Nor is the provision for the payment of attorney’s fees in case of suit on the mortgage usurious. Mortgage Co. v. Whaley (C. C.) 63 Fed. 743.
It having been determined that the notes held by complainant are usurious, the question arises, what is the penalty? The act of 1882 (18 St. at Large S. C. 36) declares the penalty in its second section:
“Any person or corporation who shall receive as interest any greater amount than is herein provided for shall in addition to the forfeiture herein provided for, forfeit also double the sum so received, to be collected by a separate action or allowed as a counterclaim to any action brought to recover the principal sum.”
The first section of the act is quoted supra; and also the act of 1889, amending it, quoted in full supra, allowed the recovery of the principal, only, in a,n action brought upon the contract. The penalty above set out is for the “receiving as interest a greater amount than is herein provided for.” Now, receiving usurious interest is one thing and charging usurious interest another. “They are two entirely distinct things.” Hardin v. Trimmier, 27 S. C. 114, 3 S. E. 46. And the penalty is the forfeiture, not of the interest charged, but of the amount received greater than the amount allowed by law.
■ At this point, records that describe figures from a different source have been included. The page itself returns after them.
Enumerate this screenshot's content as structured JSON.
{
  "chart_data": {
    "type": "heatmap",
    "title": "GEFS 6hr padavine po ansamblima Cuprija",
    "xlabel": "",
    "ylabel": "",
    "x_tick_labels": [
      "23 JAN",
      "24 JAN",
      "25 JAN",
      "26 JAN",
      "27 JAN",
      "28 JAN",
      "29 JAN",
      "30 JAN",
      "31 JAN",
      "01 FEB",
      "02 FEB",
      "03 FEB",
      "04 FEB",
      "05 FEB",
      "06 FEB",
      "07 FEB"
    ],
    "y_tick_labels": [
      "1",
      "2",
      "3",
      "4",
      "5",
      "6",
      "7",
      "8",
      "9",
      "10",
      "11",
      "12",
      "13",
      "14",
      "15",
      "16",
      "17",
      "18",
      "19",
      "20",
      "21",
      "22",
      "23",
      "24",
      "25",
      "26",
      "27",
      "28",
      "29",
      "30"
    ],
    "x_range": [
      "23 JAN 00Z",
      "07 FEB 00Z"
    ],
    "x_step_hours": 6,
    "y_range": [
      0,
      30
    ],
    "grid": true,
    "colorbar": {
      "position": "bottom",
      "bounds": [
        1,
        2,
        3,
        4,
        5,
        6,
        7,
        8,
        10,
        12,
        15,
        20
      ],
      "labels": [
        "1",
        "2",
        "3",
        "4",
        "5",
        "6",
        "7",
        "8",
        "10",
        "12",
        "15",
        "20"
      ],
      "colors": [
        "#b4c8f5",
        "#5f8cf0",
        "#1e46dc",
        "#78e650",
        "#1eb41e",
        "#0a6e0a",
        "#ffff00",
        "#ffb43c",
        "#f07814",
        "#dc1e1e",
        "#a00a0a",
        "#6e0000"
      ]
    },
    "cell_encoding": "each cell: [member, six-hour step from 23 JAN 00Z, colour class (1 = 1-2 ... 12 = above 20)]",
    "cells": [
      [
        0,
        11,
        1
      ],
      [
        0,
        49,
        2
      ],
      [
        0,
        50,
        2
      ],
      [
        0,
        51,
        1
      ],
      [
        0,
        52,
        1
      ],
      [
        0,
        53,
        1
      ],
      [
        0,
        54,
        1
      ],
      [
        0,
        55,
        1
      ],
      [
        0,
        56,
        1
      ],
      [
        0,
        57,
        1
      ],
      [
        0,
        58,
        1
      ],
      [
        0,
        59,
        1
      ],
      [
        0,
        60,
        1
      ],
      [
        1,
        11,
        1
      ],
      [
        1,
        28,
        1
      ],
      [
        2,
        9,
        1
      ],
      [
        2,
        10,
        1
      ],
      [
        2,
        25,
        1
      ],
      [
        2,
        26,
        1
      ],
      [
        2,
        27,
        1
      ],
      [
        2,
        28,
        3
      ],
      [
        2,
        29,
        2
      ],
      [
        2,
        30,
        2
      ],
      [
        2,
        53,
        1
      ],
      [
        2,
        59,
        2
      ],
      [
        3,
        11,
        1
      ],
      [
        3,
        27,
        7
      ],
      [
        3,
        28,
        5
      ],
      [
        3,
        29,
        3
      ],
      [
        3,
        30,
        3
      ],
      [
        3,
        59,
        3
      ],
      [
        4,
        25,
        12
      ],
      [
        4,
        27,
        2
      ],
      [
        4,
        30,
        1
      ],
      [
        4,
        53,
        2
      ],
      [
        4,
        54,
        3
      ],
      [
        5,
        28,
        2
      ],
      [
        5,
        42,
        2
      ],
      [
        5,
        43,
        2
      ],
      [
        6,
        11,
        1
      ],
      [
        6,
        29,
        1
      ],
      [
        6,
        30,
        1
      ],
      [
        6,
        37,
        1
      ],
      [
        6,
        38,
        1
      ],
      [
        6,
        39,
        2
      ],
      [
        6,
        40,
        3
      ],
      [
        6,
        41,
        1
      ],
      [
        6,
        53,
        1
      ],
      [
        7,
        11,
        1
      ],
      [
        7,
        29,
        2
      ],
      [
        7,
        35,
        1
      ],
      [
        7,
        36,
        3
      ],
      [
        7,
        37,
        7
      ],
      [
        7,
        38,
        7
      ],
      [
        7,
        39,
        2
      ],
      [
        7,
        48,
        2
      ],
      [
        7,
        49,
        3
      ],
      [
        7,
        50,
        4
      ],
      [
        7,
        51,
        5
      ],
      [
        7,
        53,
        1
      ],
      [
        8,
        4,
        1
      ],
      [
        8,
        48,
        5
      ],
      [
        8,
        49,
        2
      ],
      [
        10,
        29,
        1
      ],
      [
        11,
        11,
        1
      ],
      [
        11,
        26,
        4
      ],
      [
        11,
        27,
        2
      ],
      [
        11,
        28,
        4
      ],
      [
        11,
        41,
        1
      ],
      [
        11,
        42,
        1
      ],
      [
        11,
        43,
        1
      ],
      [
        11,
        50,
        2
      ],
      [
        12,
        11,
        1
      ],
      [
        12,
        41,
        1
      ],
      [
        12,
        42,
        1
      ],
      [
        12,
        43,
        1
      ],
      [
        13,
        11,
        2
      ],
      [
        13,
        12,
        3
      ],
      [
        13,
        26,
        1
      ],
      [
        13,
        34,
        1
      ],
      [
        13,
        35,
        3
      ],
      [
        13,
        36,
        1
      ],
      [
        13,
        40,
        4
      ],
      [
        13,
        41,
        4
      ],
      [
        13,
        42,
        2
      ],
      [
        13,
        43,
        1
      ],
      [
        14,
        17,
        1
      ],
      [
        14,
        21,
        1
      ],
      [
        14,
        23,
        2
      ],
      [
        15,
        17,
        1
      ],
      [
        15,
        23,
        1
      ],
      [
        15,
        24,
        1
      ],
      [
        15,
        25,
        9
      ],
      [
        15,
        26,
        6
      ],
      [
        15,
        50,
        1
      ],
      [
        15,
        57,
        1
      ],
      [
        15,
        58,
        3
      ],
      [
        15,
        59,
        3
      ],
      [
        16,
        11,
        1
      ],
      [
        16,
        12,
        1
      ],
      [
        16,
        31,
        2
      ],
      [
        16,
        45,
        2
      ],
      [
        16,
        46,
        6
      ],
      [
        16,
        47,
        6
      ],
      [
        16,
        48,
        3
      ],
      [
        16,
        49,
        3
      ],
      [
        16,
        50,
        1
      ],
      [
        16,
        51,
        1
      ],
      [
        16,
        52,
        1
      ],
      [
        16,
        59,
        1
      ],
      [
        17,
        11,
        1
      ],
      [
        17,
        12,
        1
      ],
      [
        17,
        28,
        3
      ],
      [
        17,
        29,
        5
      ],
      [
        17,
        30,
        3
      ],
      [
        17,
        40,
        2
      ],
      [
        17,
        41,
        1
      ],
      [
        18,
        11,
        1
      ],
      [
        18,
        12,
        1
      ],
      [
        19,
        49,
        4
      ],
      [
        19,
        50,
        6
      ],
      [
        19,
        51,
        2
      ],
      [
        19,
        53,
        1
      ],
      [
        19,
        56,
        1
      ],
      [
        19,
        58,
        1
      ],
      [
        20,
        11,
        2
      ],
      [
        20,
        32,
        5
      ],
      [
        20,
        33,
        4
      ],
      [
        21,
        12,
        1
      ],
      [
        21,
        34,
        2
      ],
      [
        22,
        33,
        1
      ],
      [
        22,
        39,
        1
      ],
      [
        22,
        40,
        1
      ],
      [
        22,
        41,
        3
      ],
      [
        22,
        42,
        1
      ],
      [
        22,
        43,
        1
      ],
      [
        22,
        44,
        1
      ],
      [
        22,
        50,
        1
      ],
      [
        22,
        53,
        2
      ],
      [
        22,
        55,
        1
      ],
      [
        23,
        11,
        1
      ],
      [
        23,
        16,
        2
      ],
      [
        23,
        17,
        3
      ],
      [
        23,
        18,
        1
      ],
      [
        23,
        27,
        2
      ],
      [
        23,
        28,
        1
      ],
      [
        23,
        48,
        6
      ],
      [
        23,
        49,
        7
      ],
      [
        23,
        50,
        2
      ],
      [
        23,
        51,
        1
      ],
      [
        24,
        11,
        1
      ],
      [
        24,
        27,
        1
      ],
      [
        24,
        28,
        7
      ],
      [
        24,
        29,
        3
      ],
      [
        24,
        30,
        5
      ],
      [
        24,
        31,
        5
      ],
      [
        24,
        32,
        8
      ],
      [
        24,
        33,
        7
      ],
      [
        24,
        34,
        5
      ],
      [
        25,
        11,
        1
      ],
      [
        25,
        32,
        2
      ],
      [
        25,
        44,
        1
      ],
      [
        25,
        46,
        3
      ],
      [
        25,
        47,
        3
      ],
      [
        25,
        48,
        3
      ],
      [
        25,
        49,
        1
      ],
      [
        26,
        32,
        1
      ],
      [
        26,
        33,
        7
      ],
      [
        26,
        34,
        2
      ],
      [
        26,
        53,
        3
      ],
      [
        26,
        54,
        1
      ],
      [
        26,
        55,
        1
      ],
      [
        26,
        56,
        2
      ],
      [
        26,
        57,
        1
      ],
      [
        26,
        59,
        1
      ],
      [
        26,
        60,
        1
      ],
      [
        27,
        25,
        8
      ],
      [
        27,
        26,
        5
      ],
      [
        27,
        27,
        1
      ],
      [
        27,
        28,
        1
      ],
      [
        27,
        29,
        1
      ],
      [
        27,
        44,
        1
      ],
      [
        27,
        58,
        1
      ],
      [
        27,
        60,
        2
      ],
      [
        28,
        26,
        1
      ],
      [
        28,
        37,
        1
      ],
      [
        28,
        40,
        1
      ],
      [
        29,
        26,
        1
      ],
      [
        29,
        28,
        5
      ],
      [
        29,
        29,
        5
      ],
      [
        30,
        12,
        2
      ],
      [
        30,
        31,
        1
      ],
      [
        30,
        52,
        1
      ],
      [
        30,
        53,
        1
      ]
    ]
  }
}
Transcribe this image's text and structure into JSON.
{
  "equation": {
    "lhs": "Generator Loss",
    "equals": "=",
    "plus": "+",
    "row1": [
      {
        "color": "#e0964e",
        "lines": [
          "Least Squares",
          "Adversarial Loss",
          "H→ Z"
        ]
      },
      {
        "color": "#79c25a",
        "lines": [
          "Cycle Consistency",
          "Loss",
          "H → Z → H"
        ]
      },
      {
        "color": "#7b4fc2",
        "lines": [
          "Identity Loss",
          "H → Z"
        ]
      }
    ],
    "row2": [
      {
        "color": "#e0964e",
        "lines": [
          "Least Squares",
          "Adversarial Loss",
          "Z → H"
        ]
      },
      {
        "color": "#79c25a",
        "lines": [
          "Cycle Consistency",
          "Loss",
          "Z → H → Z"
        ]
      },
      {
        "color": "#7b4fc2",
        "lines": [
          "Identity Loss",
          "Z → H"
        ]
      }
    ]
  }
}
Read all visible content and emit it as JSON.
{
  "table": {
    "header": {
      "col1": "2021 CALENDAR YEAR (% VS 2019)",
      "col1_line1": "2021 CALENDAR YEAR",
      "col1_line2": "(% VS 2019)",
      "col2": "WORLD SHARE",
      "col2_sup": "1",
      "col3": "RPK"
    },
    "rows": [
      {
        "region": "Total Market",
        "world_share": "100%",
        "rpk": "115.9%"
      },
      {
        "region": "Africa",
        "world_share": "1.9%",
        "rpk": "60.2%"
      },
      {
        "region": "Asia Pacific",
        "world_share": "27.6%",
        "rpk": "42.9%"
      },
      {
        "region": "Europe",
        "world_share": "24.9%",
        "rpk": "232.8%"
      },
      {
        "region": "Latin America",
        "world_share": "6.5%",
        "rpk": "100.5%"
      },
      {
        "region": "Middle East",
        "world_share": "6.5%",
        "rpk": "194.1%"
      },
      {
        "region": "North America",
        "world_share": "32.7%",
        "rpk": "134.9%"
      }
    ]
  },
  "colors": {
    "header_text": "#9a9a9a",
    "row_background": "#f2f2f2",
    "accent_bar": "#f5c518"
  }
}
The precise question was decided in Hardin v. Trimmier, 30 S. C. 398, 9 S. E. 342. In that case the defendant was allowed as counterclaim only that excess of interest received over 7 per cent. See Utley v. Cavender, 31 S. C. 289, 9 S. E. 957.
In the present case it appears that several of the interest coupons were paid by the defendant. If, in making such payments, she paid more than 7 per cent., she is entitled to set up by way (of counterclaim the excess paid over 7 per cent. Upon the notes unpaid the complainant can recover the principal sum only.
*367With regard to the notes and mortgage given for commissions, it is clear that that was an agreement, contract, or at least an arrangement made before the 1st March, 1890.
The complainants in the second mortgage can recover the amount without penalty. If counsel cannot agree, let the case be referred to J. E. Hagood, Esq., as special master, to inquire and report what sums have been paid to complainant as interest in excess of 7 per cent., and also to inquire and report what notes for the loan yet. remain unpaid. Let him also inquire and report what amount is due and unpaid upon the notes secured by the second mortgage.